Закричал первый петух, потом второй, потом все петухи Фурий, словно сговорившись, стали приветствовать проклевывающееся утро. Гегион подумал, что такой нестройный и самовлюбленный гвалт способны устроить только римские петухи. На родине Гегиона, в Аттике, петухи — и те имели больше понятия о гармонии.
Как груб для греческого уха,
Латинский петушиный крик!
Мгновенная импровизация была его коньком.
Римлян он недолюбливал. Это было не презрение, просто их грубое самомнение и напор вызывали у него улыбку. Из них так и перла вульгарная сноровка. И тем не менее он, Гегион, способный проследить своих предков до самых героев Трои, женился на римлянке. Сейчас она лежала внизу, на широком супружеском ложе, влажная от пота, как и положено удовлетворенной матроне, сморенной сладким предутренним сном. И причиной ее довольства была не радость по поводу предстоящего вступления в город Спартака, фракийского князя, второго Ганнибала, а то, что он, Гегион, потомок троянских героев, этой ночью впервые после долгого перерыва исполнил свой супружеский долг.

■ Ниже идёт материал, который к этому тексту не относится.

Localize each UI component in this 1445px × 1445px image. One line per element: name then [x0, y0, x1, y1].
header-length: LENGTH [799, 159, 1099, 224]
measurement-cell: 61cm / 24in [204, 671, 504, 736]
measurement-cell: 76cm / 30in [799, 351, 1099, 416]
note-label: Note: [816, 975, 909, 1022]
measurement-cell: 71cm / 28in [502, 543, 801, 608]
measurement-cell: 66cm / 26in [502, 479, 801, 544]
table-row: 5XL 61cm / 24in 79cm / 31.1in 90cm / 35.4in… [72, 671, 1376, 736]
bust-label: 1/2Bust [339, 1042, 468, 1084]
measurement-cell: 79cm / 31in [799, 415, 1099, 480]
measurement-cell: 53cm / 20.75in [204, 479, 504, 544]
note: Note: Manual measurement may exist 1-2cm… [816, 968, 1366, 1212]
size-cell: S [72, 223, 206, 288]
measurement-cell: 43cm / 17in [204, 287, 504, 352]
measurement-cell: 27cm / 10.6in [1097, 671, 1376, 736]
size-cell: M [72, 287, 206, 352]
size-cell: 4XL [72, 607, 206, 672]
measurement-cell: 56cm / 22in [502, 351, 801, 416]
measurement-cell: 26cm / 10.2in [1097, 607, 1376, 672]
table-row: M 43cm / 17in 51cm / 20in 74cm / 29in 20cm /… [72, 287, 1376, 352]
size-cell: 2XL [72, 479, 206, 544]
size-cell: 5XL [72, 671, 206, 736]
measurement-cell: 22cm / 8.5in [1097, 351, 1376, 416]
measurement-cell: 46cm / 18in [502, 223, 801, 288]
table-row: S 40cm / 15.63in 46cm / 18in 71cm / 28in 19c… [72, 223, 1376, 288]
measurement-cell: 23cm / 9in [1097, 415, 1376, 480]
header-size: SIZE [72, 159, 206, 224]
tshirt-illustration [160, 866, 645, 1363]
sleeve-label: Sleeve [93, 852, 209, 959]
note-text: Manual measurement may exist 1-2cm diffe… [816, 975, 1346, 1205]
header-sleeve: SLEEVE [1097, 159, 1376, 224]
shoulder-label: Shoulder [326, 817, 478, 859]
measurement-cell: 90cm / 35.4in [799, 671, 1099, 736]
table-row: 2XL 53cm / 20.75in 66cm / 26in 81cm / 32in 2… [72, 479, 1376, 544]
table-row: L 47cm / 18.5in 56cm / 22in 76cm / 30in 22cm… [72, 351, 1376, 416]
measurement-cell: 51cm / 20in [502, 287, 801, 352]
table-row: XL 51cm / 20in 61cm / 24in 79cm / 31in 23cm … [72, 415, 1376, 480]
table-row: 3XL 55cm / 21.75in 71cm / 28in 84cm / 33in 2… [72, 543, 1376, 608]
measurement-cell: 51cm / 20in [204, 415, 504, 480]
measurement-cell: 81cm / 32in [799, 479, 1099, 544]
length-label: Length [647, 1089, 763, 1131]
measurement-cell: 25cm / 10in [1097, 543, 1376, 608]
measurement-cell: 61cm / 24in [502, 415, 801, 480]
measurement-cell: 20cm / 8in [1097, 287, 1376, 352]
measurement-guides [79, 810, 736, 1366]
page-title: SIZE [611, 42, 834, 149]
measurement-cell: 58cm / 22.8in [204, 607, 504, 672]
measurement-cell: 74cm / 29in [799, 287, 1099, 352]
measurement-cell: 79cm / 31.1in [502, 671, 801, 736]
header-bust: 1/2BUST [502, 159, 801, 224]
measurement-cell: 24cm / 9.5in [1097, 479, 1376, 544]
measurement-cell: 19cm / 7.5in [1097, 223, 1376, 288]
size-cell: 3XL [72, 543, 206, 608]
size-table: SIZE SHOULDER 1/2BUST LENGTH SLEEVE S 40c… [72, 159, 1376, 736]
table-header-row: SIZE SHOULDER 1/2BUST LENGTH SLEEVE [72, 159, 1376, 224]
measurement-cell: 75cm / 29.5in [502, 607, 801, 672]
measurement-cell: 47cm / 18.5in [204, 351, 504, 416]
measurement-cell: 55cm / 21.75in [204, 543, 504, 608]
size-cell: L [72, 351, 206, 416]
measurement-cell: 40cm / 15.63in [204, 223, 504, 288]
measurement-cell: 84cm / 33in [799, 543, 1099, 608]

Море, уже вовсю засиявшее, наполнило его ноздри ни с чем не сравнимым ароматом; ночью он проявил столько рвения, что его можно было принять и за юнца, и за старца, впавшего в детство. А ведь ароматы, сопровождающие восход луны, он любил больше, чем запахи солнечного полдня, прохладные объятия молодых гречанок были ему милее, чем обязанности по продолжению рода и прелести собственной матроны.
Что толку? Все аттическое фамильное древо не стоит пяти плетей виноградной лозы и уж тем более — одной-единственной акции доходной смолокурни. У подножия бледной горы лежали руины легендарного Сибариса, сказочного города, основанного его предками в древние времена. Греческие колонисты, утонченные традиции, серебряные монеты, арфы, познания в геометрии… Они владели немалой частью южноиталийского побережья, когда латины еще носили медвежьи шкуры и не слезали с деревьев. Петухи закричали снова, на лестнице послышалось тяжелое дыхание. Это была матрона.

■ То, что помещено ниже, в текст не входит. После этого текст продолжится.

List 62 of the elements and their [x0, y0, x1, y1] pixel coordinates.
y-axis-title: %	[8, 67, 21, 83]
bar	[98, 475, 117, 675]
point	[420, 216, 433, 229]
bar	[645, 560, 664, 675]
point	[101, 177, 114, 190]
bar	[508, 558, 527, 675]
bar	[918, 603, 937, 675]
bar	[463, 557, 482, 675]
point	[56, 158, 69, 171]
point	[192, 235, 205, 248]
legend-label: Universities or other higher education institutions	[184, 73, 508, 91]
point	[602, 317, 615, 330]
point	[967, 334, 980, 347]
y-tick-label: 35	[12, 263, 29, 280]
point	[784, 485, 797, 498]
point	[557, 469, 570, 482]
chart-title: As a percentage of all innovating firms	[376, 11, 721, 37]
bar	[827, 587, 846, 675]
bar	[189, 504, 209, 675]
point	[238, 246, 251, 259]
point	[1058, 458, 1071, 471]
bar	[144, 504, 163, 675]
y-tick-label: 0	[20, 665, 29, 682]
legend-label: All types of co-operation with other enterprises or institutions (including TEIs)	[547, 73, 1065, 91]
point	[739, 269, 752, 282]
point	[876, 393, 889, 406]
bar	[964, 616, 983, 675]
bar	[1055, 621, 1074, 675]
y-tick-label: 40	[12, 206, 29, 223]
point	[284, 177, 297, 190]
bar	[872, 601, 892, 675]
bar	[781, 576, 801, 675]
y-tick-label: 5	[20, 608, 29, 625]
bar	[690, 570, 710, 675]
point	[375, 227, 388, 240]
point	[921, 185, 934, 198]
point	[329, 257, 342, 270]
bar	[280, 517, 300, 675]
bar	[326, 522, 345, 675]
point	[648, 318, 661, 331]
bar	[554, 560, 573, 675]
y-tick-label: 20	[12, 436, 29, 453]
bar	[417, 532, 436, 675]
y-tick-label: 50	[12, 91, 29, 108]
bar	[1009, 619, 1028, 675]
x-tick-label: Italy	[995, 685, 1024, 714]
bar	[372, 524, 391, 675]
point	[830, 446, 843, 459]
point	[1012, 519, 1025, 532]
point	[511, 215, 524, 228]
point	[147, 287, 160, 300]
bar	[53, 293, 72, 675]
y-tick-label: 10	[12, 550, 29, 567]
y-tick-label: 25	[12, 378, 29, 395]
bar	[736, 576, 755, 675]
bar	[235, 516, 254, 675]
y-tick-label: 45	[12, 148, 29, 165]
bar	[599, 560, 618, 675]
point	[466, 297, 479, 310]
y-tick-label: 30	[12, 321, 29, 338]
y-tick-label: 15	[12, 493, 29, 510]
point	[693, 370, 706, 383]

— Что тебе понадобилось на крыше в такую рань? — спросила она со смесью добродушия и строгости, с какой обращаются с очень юными и с очень старыми людьми.
— Смотрю, дорогая, всего лишь смотрю… — Он не возражал, чтобы с ним обращались как с юнцом или как со старцем. Он расправил стройные плечи, морщинистое лицо собралось в лукавые складки.
— На что здесь смотреть? — неодобрительно произнесла матрона, зевнула и встала с ним рядом на краю крыши, положив руку ему на плечо. Плечо было молодым, мускулистым; вспоминая услады ночи, она сладко поежилась от предрассветного холода.
Оба смотрели вниз, на город. Город еще спал. Правильнее было назвать его большой каменной деревней — белой деревней со множеством колонн, милой и очень грустной в утренней неподвижности. Улочки Фурий вились между стенами, как высохшие русла ручьев. Дома с плоскими крышами легкомысленно толпились на склонах, забыв про опасность оползней. Только на вершине холма деревня превращалась в правильный город с прямыми улицами, с рыночной площадью и фонтаном в центре. После разрушения Сибариса знаменитый архитектор Гипподам спланировал центр города, разработав подробный, красочный план. С тех пор и стояли между синими горами и синеющим морем белые дома. Так на месте Сибариса был создан город Фурии, тоже давно успевший состариться. Все семьи родоначальников греческой колонии были очень древними, предков у них было множество, а вот детей наперечет. Они говорили на более чистом греческом, чем сами греки, которых не оставалось теперь нигде, за исключением Александрии, и все были потомками воинов Трои, по крайней мере, Сминдирида, жаловавшегося, что постель не постель, если под простыню попал мятый лист розы…
Время от времени они женились на дочерях римских колонистов, которых им навязывал сенат в наказание за поддержку Ганнибала в последней Пунической войне. Такие колонисты, селившиеся обособленно, в северо-восточной части города, быстро размножались, усердно и хорошо трудились и вызывали ненависть; о них говорили, что они сморкаются себе в ладонь. Им хватило наглости переименовать город: римский квартал назвали «Копия» — слово, которому теперь полагалось обозначать все Фурии. Во всяком случае, они уже именовались так во всех официальных документах. Естественно, старые семейства упорно называли свой город прежним именем. Аттика оставалась Аттикой, Фурии Фуриями. Столь же естественным было и то, что теперь они собрались встать под знамена Спартака, этого новоявленного Ганнибала, пусть не карфагенского, а фракийского. Главное, он вышиб несколько зубов зарвавшимся римлянам. Весь благодарный ему город предвкушал его торжественное вступление с ликованием, какое впору не то детям, не то дряхлым старикам.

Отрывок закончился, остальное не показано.